Опытно мы видим, что нечто движется и выполняет определенную функцию, на основании чего сопряженность действий выражается эквивалентами в «названии» или «поименовании» этих действий, ведь, как мы говорили выше, если проанализировать логическим путем структурированность компонентов каждого акта в отдельности и выразить это, как мы делаем в «определении», то все равно никак не получится выявить целостность, выраженную в адекватном «поименовании» того, что мы воспринимаем.

Поименованность предметов и процессов действительности внеопытна по отношению к акту их понимания.

Если мы, например, скажем вам: «Поднимите голову вверх», то вы сделаете соответствующее движение, известное как «поза головы» с соответствующим наклоном по отношению к небу, верху и т. п. ориентиру. Поза головы характеризуется движением, в которое входит то, что мы называем влево, вправо и т. п. При этом следует признать очевидность неопределённости коррелята в виде положения. Почему тогда поза головы сопряжена с такими неопределенными понятиями, как верх, низ и т. п., а сам верх определен как верх, а низ как низ? Каким внеопытным путем определить, что есть верх или низ, если они не имеют коррелята в виде ориентира? Почему они «определены как»? Точнее сказать, почему они «предопределены как» таковые, а именно «так как они воспринимаются и понимаются»? Они поименованы так, и эта «поименованность» воспринимается как таковая за сущность того, о чем говорится. При этом мы с легкостью можем тасовать тем, что обладает признаком «поименованности».

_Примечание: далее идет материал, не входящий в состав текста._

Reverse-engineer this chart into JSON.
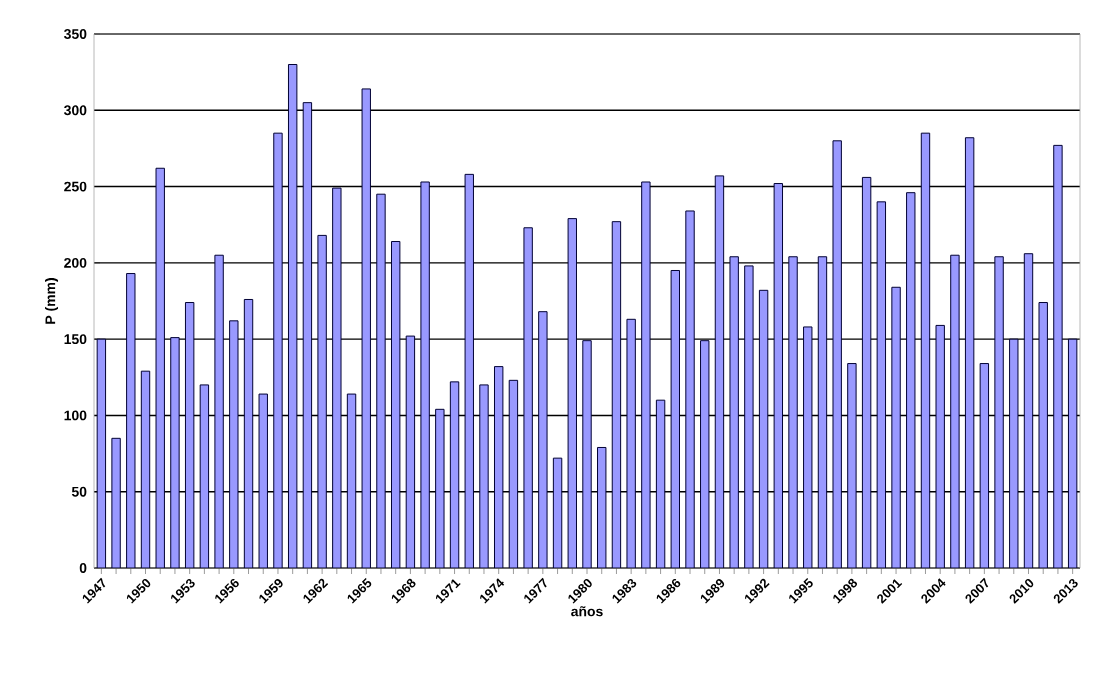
{
  "chart_data": {
    "type": "bar",
    "xlabel": "años",
    "ylabel": "P (mm)",
    "categories": [
      "1947",
      null,
      null,
      "1950",
      null,
      null,
      "1953",
      null,
      null,
      "1956",
      null,
      null,
      "1959",
      null,
      null,
      "1962",
      null,
      null,
      "1965",
      null,
      null,
      "1968",
      null,
      null,
      "1971",
      null,
      null,
      "1974",
      null,
      null,
      "1977",
      null,
      null,
      "1980",
      null,
      null,
      "1983",
      null,
      null,
      "1986",
      null,
      null,
      "1989",
      null,
      null,
      "1992",
      null,
      null,
      "1995",
      null,
      null,
      "1998",
      null,
      null,
      "2001",
      null,
      null,
      "2004",
      null,
      null,
      "2007",
      null,
      null,
      "2010",
      null,
      null,
      "2013"
    ],
    "values": [
      150,
      85,
      193,
      129,
      262,
      151,
      174,
      120,
      205,
      162,
      176,
      114,
      285,
      330,
      305,
      218,
      249,
      114,
      314,
      245,
      214,
      152,
      253,
      104,
      122,
      258,
      120,
      132,
      123,
      223,
      168,
      72,
      229,
      149,
      79,
      227,
      163,
      253,
      110,
      195,
      234,
      149,
      257,
      204,
      198,
      182,
      252,
      204,
      158,
      204,
      280,
      134,
      256,
      240,
      184,
      246,
      285,
      159,
      205,
      282,
      134,
      204,
      150,
      206,
      174,
      277,
      150
    ],
    "color": "#9999ff",
    "ylim": [
      0,
      350
    ],
    "yticks": [
      0,
      50,
      100,
      150,
      200,
      250,
      300,
      350
    ],
    "grid": "y"
  }
}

Назвать бабочку вертолетом и т. п. не сложно, сложно оценить и охарактеризовать степень ложности такого рода суждения на основании нечто «достоверного», «разумного», «понимаемого» и «убедительного», а если такое заключение признать «достоверным», то не видится причин не назвать бабочку вертолетом и вертолет – бабочкой.

Точно так же положение головы вверх есть указание, точнее сопряженность указания и позы. Следовательно, «определенность» как нечто не есть нечто понимаемое нами в процессе «поствосприятия», но определено в процессе «предвосприятия» и сопряжено «уже» с нечто, воспринимаемо инвариантно как нечто, и в то же время есть выраженная «поименованность», причем осознанная нами как таковая.

«Я не есть «живое существо», или даже «человек», или даже «сознание» со всеми характеристиками, каковые зоология, социальная анатомия или индуктивная психология признают за этими продуктами природы или истории…»

Морис Мерло-Понти[21]

«Мы не есть то, что мы именуем», мы лишь выражаем то, что поименовано как «поименование», восприятие себя как себя. Поименованность идет до восприятия себя как такового, а поименованность после восприятия есть научное мудрствование, которое вполне занятно, но, как будет показано ниже, не совсем понятно.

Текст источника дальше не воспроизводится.